No dijimos más. Me disculpé diciéndole que quería volver con mi familia. El inspector se despidió amablemente y no volvimos a hablar sobre el tema. Pero he vuelto a pensar en ello muchas veces. A veces me acerco al cementerio, hasta su tumba, e intento comprender. Intento ver a mi padre apuntando con su arma a un hombre y apretando el gatillo. Maquinando en su cabeza todo un plan para acabar con su vida. Echándose sobre los hombros las miserias y las afrentas y decidiendo vengarlas. Muchas veces no me parece que sea mi padre.

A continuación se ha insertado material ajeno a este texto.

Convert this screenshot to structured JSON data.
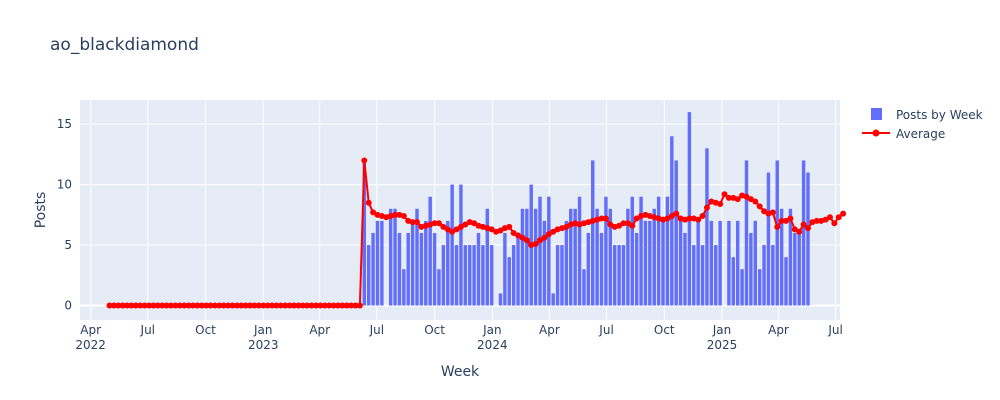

Pero, en otras, si lo pienso bien, si pongo a girar todo el entramado, las piezas acaban encajando. Las sonrisas, las bromas, su ser pacífico y cariñoso, su entrega, su esfuerzo, su falta de malicia, su decencia, su mirar de frente. Todo encaja con un hombre que un día levanta la cabeza y, por encima de cualquier otra consideración, por encima de cualquier miedo, cualquier castigo y cualquier convicción, decide, simplemente, vengarse. Y entonces lo comprendo y mientras una parte de mi se asusta de comprenderlo, otra parte se abraza a su querida memoria.